Energem Corp. Announces Extraordinary General Meeting on February 16, 2024
Ticker: GTIJF · Form: DEF 14A · Filed: Jan 24, 2024 · CIK: 1879373
Complexity: simple
Sentiment: neutral
Topics: Energem Corp, Extraordinary General Meeting, Proxy Statement, Extension Amendment, Business Combination
TL;DR
<b>Energem Corp. is holding an extraordinary general meeting on February 16, 2024, to vote on extending the deadline for a business combination.</b>
AI Summary
Energem Corp (GTIJF) filed a Proxy Statement (DEF 14A) with the SEC on January 24, 2024. Energem Corp. will hold an extraordinary general meeting of shareholders on February 16, 2024, at 8:30 a.m. Eastern Time. The meeting will take place at the company's offices in Kuala Lumpur, Malaysia, and via live webcast. Shareholders can attend online, vote, and submit questions at https://www.cstproxy.com/energemcorp/ext2024. The primary purpose is to vote on a proposal to amend the company's articles of association (the 'Extension Amendment'). The Extension Amendment grants the company the right to extend the deadline for consummating a business combination.
Why It Matters
For investors and stakeholders tracking Energem Corp, this filing contains several important signals. Shareholders need to vote on the 'Extension Amendment' which is crucial for the company's ability to complete a business combination within a potentially extended timeframe. The meeting's outcome directly impacts Energem Corp.'s strategic flexibility and timeline for future growth initiatives or mergers.
Risk Assessment
Risk Level: low — Energem Corp shows low risk based on this filing. The filing is a routine proxy statement for an extraordinary general meeting, with no immediate financial or operational risks disclosed.
Analyst Insight
Shareholders should review the proposed 'Extension Amendment' and vote accordingly to influence the company's strategic timeline for business combinations.
Key Numbers
- February 16, 2024 — Extraordinary General Meeting Date (Date of the shareholder meeting)
- 8:30 a.m. Eastern Time — Meeting Time (Time of the shareholder meeting)
- January 24, 2024 — Proxy Statement Date (Date of the proxy statement)
- January 29, 2024 — Mailing Date (Approximate date proxy statement is mailed to shareholders)
Key Players & Entities
- Energem Corp. (company) — Registrant name and company name
- February 16, 2024 (date) — Date of the extraordinary general meeting
- January 24, 2024 (date) — Date of the proxy statement
- January 29, 2024 (date) — Date proxy statement is first mailed to shareholders
- https://www.cstproxy.com/energemcorp/ext2024 (url) — Website for virtual attendance and voting
FAQ
When did Energem Corp file this DEF 14A?
Energem Corp filed this Proxy Statement (DEF 14A) with the SEC on January 24, 2024.
What is a DEF 14A filing?
A DEF 14A is a definitive proxy statement sent to shareholders before annual meetings, covering executive compensation, board nominations, and shareholder votes. This particular DEF 14A was filed by Energem Corp (GTIJF).

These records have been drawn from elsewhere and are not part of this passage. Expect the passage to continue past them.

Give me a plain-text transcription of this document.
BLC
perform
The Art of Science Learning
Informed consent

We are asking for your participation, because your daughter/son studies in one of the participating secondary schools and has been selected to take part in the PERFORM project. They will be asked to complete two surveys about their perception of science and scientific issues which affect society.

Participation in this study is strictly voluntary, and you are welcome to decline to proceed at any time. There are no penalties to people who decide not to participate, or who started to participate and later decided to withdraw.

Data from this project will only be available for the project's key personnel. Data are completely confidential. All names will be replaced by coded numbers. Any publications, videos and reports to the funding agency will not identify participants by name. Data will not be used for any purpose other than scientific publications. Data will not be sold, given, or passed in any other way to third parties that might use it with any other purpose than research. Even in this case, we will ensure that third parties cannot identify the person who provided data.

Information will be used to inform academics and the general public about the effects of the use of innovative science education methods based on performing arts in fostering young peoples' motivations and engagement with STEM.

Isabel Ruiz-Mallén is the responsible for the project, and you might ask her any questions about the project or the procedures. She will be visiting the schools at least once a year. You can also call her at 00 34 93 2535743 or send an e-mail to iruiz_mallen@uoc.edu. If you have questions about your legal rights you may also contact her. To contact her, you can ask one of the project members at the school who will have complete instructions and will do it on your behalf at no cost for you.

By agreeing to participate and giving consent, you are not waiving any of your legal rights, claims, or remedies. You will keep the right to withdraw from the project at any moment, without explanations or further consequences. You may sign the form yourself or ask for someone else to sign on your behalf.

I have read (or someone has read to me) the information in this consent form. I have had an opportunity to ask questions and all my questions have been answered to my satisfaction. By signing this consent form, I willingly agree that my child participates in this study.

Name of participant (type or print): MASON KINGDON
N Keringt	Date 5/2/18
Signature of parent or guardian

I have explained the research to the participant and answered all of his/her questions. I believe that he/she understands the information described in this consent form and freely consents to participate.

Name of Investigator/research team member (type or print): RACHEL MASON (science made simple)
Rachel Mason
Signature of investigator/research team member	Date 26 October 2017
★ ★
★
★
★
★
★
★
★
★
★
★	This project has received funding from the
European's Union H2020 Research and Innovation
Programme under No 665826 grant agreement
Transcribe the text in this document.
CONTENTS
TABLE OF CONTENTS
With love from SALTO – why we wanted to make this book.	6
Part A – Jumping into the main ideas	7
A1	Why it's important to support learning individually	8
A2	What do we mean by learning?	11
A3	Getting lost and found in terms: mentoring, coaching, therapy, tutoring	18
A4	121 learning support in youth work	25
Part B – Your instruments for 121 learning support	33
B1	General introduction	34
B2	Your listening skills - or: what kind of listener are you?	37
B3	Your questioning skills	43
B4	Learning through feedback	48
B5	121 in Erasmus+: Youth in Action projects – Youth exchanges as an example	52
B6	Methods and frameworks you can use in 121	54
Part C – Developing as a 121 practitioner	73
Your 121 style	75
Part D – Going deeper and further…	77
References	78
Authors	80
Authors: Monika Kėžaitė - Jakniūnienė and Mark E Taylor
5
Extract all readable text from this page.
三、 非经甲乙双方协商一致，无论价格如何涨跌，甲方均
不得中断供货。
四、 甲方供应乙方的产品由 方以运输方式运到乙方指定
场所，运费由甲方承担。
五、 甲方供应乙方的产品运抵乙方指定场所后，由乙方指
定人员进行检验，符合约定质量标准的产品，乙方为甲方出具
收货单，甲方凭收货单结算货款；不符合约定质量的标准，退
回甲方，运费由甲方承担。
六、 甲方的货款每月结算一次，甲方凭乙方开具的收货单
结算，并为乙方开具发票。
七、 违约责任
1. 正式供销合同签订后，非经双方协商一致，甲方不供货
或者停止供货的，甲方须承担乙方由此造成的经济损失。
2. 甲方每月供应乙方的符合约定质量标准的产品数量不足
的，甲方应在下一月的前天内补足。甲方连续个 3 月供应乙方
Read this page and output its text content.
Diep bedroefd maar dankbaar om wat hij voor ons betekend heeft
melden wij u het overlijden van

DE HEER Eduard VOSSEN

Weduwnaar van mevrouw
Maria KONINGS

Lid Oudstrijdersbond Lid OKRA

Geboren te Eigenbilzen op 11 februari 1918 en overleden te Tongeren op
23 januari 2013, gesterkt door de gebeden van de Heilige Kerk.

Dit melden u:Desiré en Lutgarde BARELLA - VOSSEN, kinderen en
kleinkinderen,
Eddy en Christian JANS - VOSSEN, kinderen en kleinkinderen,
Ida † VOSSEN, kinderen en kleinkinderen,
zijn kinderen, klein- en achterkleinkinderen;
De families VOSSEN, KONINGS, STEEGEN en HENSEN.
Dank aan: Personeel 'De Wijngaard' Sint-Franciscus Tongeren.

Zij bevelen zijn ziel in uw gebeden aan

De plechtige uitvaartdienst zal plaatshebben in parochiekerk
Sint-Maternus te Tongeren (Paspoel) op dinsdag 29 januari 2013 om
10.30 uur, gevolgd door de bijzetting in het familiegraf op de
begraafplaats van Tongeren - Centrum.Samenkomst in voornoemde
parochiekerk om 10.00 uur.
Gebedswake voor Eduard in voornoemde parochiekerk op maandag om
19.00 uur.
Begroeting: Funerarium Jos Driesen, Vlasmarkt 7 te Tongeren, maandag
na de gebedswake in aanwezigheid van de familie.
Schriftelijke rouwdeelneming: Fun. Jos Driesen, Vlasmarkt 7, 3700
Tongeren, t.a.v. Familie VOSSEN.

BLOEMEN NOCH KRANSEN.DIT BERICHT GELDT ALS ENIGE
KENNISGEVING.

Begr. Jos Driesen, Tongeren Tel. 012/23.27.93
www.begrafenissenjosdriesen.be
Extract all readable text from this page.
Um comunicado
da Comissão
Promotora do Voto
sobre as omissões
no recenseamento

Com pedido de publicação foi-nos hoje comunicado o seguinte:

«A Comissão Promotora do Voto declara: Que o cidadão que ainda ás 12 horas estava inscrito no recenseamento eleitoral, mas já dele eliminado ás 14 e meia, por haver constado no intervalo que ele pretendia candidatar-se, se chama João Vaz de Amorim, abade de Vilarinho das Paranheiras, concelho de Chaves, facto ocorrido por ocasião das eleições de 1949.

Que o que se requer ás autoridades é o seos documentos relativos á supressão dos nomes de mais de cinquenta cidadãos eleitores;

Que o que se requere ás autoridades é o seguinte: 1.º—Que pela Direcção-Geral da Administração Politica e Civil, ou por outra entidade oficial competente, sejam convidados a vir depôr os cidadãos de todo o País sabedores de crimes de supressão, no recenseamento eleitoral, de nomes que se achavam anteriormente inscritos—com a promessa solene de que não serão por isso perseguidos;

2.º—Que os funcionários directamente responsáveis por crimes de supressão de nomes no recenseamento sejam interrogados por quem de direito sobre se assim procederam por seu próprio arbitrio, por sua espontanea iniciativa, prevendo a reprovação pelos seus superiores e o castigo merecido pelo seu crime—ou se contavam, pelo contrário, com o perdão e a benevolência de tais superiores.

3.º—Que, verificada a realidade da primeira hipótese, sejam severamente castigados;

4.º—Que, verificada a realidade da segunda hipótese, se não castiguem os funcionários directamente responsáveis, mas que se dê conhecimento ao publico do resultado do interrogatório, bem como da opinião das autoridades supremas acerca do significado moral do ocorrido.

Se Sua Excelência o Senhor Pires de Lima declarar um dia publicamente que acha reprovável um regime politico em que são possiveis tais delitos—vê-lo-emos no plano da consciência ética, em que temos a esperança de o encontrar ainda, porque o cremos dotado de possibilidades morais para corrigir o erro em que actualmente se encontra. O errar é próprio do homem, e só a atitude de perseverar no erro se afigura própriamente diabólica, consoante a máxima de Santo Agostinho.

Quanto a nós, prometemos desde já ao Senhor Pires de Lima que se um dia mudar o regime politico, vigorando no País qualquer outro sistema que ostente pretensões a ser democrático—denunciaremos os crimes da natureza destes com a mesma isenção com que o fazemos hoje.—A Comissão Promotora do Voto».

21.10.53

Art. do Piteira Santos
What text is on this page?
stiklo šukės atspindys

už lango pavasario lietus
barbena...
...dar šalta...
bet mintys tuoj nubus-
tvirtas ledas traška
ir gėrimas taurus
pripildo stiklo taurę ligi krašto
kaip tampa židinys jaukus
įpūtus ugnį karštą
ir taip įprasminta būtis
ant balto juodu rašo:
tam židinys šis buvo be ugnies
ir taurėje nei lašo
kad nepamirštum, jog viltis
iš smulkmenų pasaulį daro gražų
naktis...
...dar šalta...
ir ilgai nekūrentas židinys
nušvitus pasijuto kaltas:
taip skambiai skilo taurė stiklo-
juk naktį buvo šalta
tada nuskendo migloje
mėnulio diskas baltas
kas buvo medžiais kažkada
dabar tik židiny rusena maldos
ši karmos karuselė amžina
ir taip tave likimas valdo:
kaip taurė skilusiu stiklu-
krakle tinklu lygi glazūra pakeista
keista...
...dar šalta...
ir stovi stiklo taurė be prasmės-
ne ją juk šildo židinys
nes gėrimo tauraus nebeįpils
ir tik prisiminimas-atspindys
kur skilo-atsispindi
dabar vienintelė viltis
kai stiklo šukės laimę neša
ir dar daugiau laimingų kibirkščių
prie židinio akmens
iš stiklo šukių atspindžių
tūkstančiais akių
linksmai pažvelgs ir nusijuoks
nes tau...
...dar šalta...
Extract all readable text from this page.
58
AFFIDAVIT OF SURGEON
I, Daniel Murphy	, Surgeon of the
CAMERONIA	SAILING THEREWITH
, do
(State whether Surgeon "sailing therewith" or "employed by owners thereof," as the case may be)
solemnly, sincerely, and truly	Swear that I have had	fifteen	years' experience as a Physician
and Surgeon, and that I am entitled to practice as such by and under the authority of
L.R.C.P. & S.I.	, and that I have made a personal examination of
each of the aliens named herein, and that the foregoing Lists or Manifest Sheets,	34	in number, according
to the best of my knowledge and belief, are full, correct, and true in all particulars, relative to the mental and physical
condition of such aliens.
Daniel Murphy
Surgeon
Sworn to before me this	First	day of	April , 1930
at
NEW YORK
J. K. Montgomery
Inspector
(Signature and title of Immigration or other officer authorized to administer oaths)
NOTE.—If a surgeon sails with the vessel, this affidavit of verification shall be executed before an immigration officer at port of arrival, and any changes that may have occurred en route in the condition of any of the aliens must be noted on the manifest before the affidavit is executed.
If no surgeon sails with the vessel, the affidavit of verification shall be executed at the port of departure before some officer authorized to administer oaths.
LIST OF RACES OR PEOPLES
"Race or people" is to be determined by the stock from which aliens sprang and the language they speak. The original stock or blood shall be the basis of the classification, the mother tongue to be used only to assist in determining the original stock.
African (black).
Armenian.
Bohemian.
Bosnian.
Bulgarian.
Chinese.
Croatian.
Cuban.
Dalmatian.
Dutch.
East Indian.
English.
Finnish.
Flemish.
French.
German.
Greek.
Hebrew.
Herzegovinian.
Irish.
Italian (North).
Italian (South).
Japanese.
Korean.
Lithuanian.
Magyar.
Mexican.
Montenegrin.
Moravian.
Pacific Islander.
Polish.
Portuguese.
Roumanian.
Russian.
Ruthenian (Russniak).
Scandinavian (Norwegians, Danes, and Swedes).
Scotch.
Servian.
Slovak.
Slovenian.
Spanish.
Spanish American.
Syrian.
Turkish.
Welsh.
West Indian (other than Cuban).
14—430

Where can I read the original DEF 14A filing from Energem Corp?
You can access the original filing directly on the SEC's EDGAR system. The filing is publicly available and includes all exhibits and attachments submitted by Energem Corp.
What are the key takeaways from Energem Corp's DEF 14A?
Energem Corp filed this DEF 14A on January 24, 2024. Key takeaways: Energem Corp. will hold an extraordinary general meeting of shareholders on February 16, 2024, at 8:30 a.m. Eastern Time.. The meeting will take place at the company's offices in Kuala Lumpur, Malaysia, and via live webcast.. Shareholders can attend online, vote, and submit questions at https://www.cstproxy.com/energemcorp/ext2024..
Is Energem Corp a risky investment based on this filing?
Based on this DEF 14A, Energem Corp presents a relatively low-risk profile. The filing is a routine proxy statement for an extraordinary general meeting, with no immediate financial or operational risks disclosed.
What should investors do after reading Energem Corp's DEF 14A?
Shareholders should review the proposed 'Extension Amendment' and vote accordingly to influence the company's strategic timeline for business combinations. The overall sentiment from this filing is neutral.
Risk Factors
- Extension Amendment Approval [medium — regulatory]: Shareholder approval is required for the 'Extension Amendment' to the company's articles of association, which impacts the timeline for business combinations.
Key Dates
- 2024-02-16: Extraordinary General Meeting — Shareholders will vote on proposals, including an 'Extension Amendment'.
- 2024-01-24: Proxy Statement Filing Date — Definitive Proxy Statement filed with the SEC.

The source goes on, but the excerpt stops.